Las palabras de Yacobitti resonaron en el Aula Magna y se multiplicaron en las pantallas de quienes seguían la ceremonia desde Plaza Houssay:

«Un artista que hizo de la originalidad una ética, que construyó uno de los lazos más intensos entre un músico y su comunidad en la historia cultural del país.» — Emiliano Yacobitti, vicerrector UBA, 15 de mayo de 2026

Gaspar Benegas, guitarrista de Los Fundamentalistas del Aire Acondicionado, recibió el diploma en nombre del Indio. Junto a un octeto de cuerdas, interpretó diez canciones del artista. Adentro del Aula Magna, el silencio entre tema y tema era el de la reverencia. Afuera, en Plaza Houssay, era el del asombro: cientos de ricoteros que nunca habían pisado esa facultad se encontraron parados frente a una institución que, por primera vez, hablaba su idioma.

El mensaje grabado: las últimas palabras públicas del Indio

Carlos Solari no pudo estar presente. El avance del Parkinson hacía imposible el traslado hasta la sede de la UBA. Pero mandó lo que podía mandar: un mensaje grabado desde su casa de Parque Leloir, proyectado para los presentes en el Aula Magna y transmitido en vivo para quienes esperaban afuera.

Ese video —sus últimas palabras dirigidas públicamente a la sociedad— fue interpretado ese día como un gesto de gratitud. Con la perspectiva de lo que ocurrió tres semanas después, suena a otra cosa. Suena a despedida.

El Indio Solari siempre fue esquivo con los medios, distante de las cámaras, reticente a cualquier forma de exposición que no fuera la del escenario. Que eligiera hablar desde su casa, en un video, para una ceremonia universitaria, dijo tanto de su estado físico como de la dimensión de su agradecimiento.

Afuera: Plaza Houssay se llenó de ricoteros

Mientras la ceremonia transcurría en el Aula Magna, la Plaza Houssay —frente a la Facultad de Medicina— se fue llenando de fanáticos que no tenían entrada pero querían estar cerca. Algunos siguieron la transmisión en vivo desde sus teléfonos. Otros simplemente estuvieron ahí, parados en la vereda, como si la presencia física alcanzara para algo.

Esa imagen —ricoteros frente a una universidad, escuchando un video de su ídolo proyectado adentro— resumió algo que el Indio siempre supo: que su público no necesitaba estar en el lugar correcto para sentir que estaba ahí.

21 días después

El 5 de junio de 2026, Carlos Alberto Solari fue hallado sin vida junto a la pileta de su casa en Parque Leloir. Tenía 77 años. El Parkinson, que lo había acompañado durante una década, había llegado al final de su camino.

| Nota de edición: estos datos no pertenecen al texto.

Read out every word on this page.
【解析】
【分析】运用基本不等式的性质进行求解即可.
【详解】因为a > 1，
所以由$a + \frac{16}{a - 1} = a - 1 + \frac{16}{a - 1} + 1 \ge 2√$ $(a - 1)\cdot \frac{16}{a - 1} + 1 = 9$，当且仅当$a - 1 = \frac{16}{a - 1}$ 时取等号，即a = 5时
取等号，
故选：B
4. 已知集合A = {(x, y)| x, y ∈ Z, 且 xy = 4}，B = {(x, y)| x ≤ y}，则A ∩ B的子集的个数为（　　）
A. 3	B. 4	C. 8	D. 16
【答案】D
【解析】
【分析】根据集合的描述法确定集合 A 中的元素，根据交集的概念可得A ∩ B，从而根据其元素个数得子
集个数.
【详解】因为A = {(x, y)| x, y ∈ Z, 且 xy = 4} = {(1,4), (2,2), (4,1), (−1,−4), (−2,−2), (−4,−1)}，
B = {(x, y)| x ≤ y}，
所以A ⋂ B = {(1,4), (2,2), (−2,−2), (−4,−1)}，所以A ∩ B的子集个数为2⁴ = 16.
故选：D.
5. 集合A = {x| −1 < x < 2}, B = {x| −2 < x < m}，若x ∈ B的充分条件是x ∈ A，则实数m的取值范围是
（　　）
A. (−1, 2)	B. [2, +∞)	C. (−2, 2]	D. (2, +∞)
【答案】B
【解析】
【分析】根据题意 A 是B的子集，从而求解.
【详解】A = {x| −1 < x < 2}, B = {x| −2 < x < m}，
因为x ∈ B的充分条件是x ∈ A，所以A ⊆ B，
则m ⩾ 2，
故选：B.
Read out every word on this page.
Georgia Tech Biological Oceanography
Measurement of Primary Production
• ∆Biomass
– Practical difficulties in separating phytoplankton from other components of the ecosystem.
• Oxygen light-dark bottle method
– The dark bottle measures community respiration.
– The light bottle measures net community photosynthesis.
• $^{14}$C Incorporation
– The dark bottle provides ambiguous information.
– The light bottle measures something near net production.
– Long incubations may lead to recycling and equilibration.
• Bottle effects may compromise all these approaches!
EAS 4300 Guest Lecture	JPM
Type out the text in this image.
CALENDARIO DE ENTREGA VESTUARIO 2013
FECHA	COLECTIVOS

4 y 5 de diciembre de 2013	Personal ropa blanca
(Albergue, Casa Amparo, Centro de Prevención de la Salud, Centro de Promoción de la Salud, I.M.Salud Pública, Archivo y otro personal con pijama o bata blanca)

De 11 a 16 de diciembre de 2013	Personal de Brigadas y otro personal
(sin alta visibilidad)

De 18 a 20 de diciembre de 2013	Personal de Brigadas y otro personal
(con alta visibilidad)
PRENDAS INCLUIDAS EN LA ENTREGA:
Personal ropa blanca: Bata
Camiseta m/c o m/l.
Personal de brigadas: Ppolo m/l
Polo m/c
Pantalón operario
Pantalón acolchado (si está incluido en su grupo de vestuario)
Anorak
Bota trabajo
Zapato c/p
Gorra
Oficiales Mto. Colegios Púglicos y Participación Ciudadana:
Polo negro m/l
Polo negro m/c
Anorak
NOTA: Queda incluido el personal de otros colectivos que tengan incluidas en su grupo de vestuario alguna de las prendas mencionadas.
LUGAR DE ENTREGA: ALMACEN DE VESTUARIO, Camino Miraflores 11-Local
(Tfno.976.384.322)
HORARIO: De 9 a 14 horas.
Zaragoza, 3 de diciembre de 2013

El mensaje grabado para la UBA quedó como su última aparición pública. Sus últimas palabras ante la sociedad. Un cierre que, visto en retrospectiva, tiene la forma perfecta de un punto final: el reconocimiento de una vida entera de obra, recibido sin poder levantarse del sillón, enviado desde casa, en video, con la voz que todavía era suya.

«Vivir solo cuesta vida.» — Fragmento de Ropa sucia, Patricio Rey y sus Redonditos de Ricota — la frase que Cristina Kirchner eligió para despedirlo

El Indio Solari pagó ese costo hasta el final. Y lo que dejó, nadie lo va a poder apagar con solo soplar.